4. Познание современности означает познание субъективности. И напротив, разум как индивидуальное бытие сознания доступен для исследований только в контексте современности. С этой точки зрения субъективность есть интерсубъективность, невозможная как без «Другого», так и без «Я». Само исследование субъективности оказывается реконструкцией сложного ментального портрета внутреннего мира человека как продукта взаимодействия «Я» и «Другого». «Я» – это субъективность, отличающая себя от объективности. При осознании предмета на первом месте стоит «Я», а в сознании предмета на передний план выходит уже не «Я», а его со-в-местность бытия с «Другим».
Сознание акцентирует или выводит на первое место в системе ценностей внешний мир, а осознание – самобытие личности. Таким образом, мы имеем дело с двумя конфигураторами. Первый организует внутренний мир как определенное внутриположенное пространство, становится его точкой отсчета и может обозначаться как «Я». Второй же конфигуратор оказывается самим миром в качестве жизненного мира «Я». Причем «Я» и «Другое» – это два фокуса одного жизненного мира, одной и той же данности с двух точек зрения, так сказать, «изнутри» и «снаружи».
Что же касается бессознательного, то это то же самое мышление, но только в аспекте его пассивности и адаптации. Познание бессознательного есть познание внешнего культурного и «за-культурного» мира как его источника.
Как способ организации, «чистое сознание» Э. Гуссерля становится «языковой игрой» Л. Витгенштейна. Отсюда – первая предметность сознания как нарратив, который выступает формой общественной жизни. Это воплощенный в индивидуальном сознании практический синтез общества с индивидом путем языковой коммуникации. Вторая же предметность – это опыт переживания «Я» как данности человека самому себе, придающей внешнему опыту «мой» смысл, самосознание и самобытие.
Сознание и рациональность становятся формами и способами социального мышления. В этом плане сознание и рациональность различаются по демографическим (половым и возрастным), бытовым и профессиональным признакам. В этом же ряду – сословно-групповое рациональное сознание (академическое, чиновно-бюрократическое, «бомжовое», партийно-идеологическое, пенитенциарное, армейское, уголовное, правоохранительное, орденское и др.), виртуальное сознание (сетевое, экранное, публичное и т.п.), этническое и национальное сознание (русских, евреев, армян, французов, и др.). Кроме того, существует институциональная рациональность – церковная, академическая, образовательная (школьная, университетская) и пр., а также поселенческий тип сознания (городской, сельский и т.д.).
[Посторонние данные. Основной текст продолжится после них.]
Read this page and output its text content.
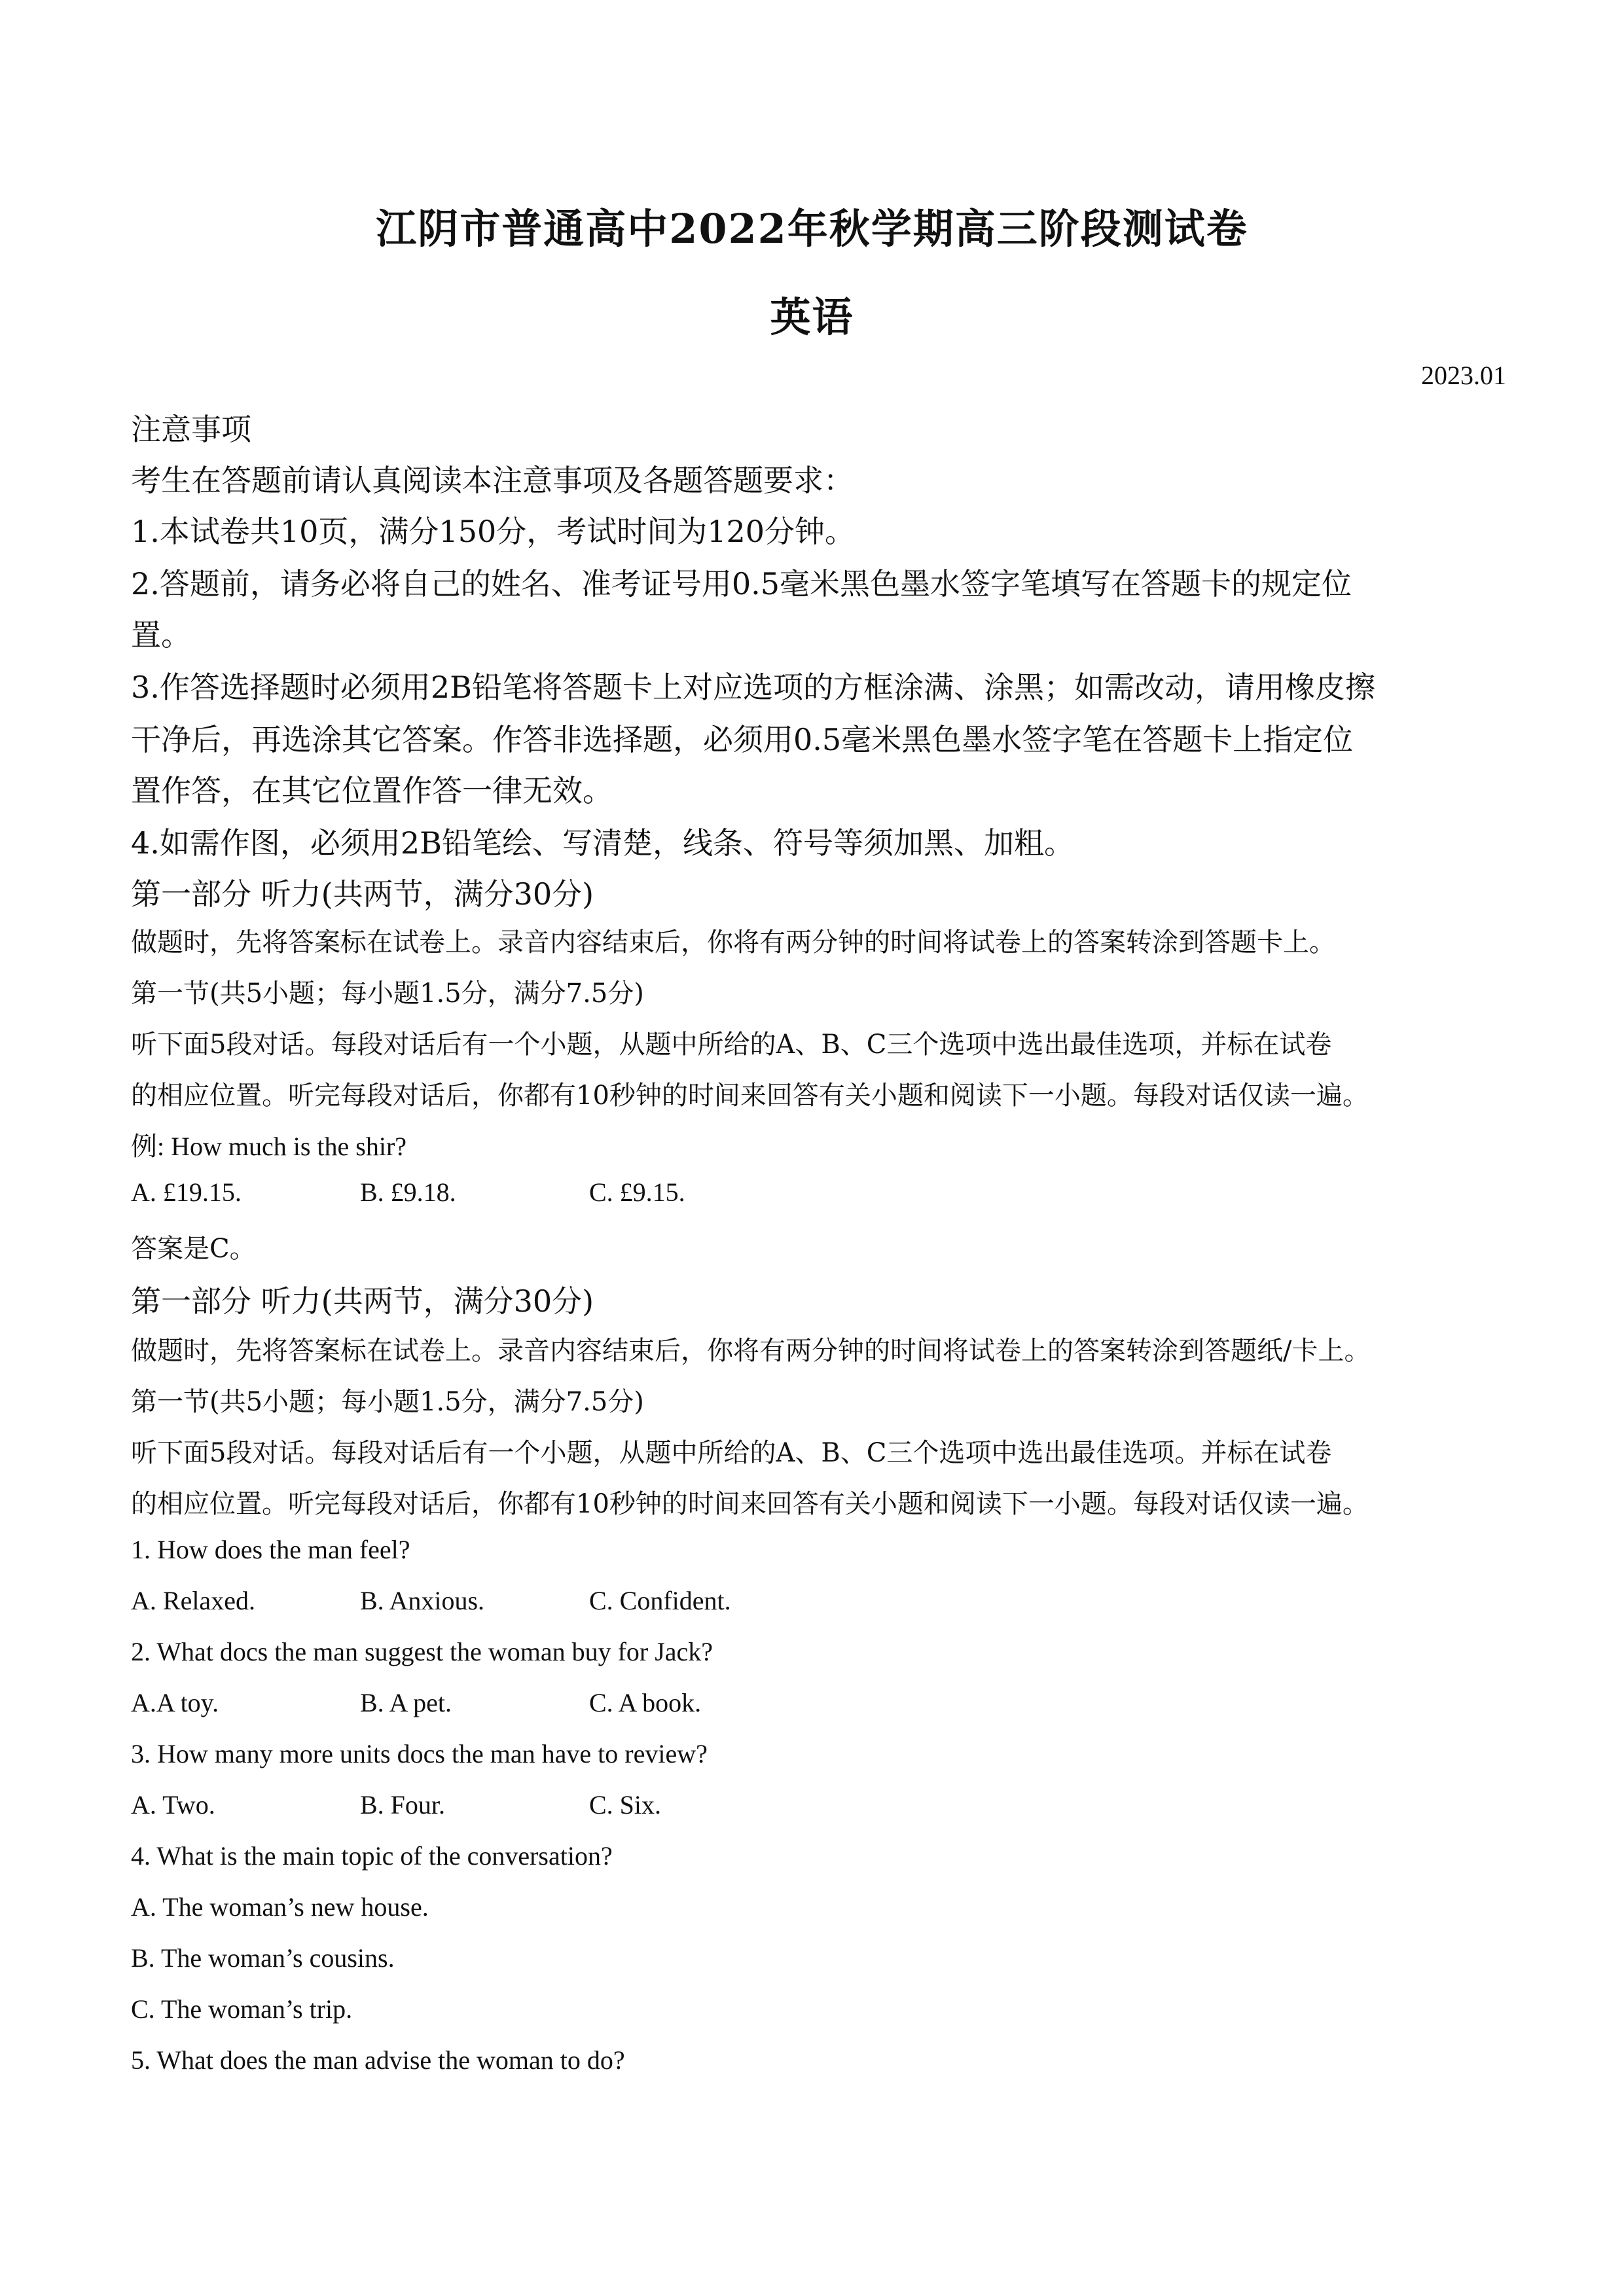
江阴市普通高中2022年秋学期高三阶段测试卷
英语
2023.01
注意事项
考生在答题前请认真阅读本注意事项及各题答题要求：
1.本试卷共10页，满分150分，考试时间为120分钟。
2.答题前，请务必将自己的姓名、准考证号用0.5毫米黑色墨水签字笔填写在答题卡的规定位
置。
3.作答选择题时必须用2B铅笔将答题卡上对应选项的方框涂满、涂黑；如需改动，请用橡皮擦
干净后，再选涂其它答案。作答非选择题，必须用0.5毫米黑色墨水签字笔在答题卡上指定位
置作答，在其它位置作答一律无效。
4.如需作图，必须用2B铅笔绘、写清楚，线条、符号等须加黑、加粗。
第一部分 听力(共两节，满分30分)
做题时，先将答案标在试卷上。录音内容结束后，你将有两分钟的时间将试卷上的答案转涂到答题卡上。
第一节(共5小题；每小题1.5分，满分7.5分)
听下面5段对话。每段对话后有一个小题，从题中所给的A、B、C三个选项中选出最佳选项，并标在试卷
的相应位置。听完每段对话后，你都有10秒钟的时间来回答有关小题和阅读下一小题。每段对话仅读一遍。
例: How much is the shir?
A. £19.15.	B. £9.18.	C. £9.15.
答案是C。
第一部分 听力(共两节，满分30分)
做题时，先将答案标在试卷上。录音内容结束后，你将有两分钟的时间将试卷上的答案转涂到答题纸/卡上。
第一节(共5小题；每小题1.5分，满分7.5分)
听下面5段对话。每段对话后有一个小题，从题中所给的A、B、C三个选项中选出最佳选项。并标在试卷
的相应位置。听完每段对话后，你都有10秒钟的时间来回答有关小题和阅读下一小题。每段对话仅读一遍。
1. How does the man feel?
A. Relaxed.	B. Anxious.	C. Confident.
2. What docs the man suggest the woman buy for Jack?
A.A toy.	B. A pet.	C. A book.
3. How many more units docs the man have to review?
A. Two.	B. Four.	C. Six.
4. What is the main topic of the conversation?
A. The woman’s new house.
B. The woman’s cousins.
C. The woman’s trip.
5. What does the man advise the woman to do?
5. Может быть, это самый ценный не только для автора, но и для читателя фрагмент всей книги (А.Ч.).
Постулировав «Я» и «Другое» мы тем самым постулируем их ограниченность, или ойкуменальность как принцип существования в современности.
Человек не осознает и не отдает себе полного отчета в том, кто он таков во всех возможных ситуациях своей жизни. Его самосознание обладает границами, зависящими от принятого типа рациональности. Он и сам живет, и пользуется предметами, мало что зная о них и о себе самом. Поэтому в европейской мысли то и дело на передний план выходит идея объективного, бессознательного и иррационального.
Поскольку современность ограничена достигнутым уровнем развития разума и типом рациональности, вопрос о происхождении человека теряет смысл. Проще говоря, конкретным людям, утверждает автор, безразличны метафизические причины их появления на свет (хотя это очень спорно: человек – существо любопытное – А.Ч.). Важно, что он уже есть и с этим надо что-то делать (Сартр). Человек для самого себя есть «Я», которое всякий раз локализовано «здесь и теперь». «Там и тогда» имеют экзистенциальное значение лишь как определяемые этим «здесь и теперь» цели, мечты, надежды, опасения и т. д.
В отличие от Ясперса, для которого пограничная ситуация является случайным открытием и шоком (например, смерть), для автора ойкуменальность не случай, и не простая гносеологическая неисчерпаемость, а бытие конкретного субъекта. Это необычайное, как важнейшая характеристика бытия человека.
Ойкуменальность вовлекает предметный мир в экзистенцию как свою внерациональную часть. Человек как «Я» сам выступает для себя пограничной ситуацией и придает такое же качество всей своей жизни. Поэтому ойкуменальность не чистая пограничность, не границы, а пространство как целое, рассмотренное через призму его границ. Осознание пограничности бытия субъекта требует рефлексии границы, того, что «Я» воспринимает как «горизонт» своей экзистенции. Рефлексия границы есть творчество культуры. Сама же культура становится рациональным проведением границы между «Я» и внешним миром, и вместе с тем разумным преодолением проведенной границы.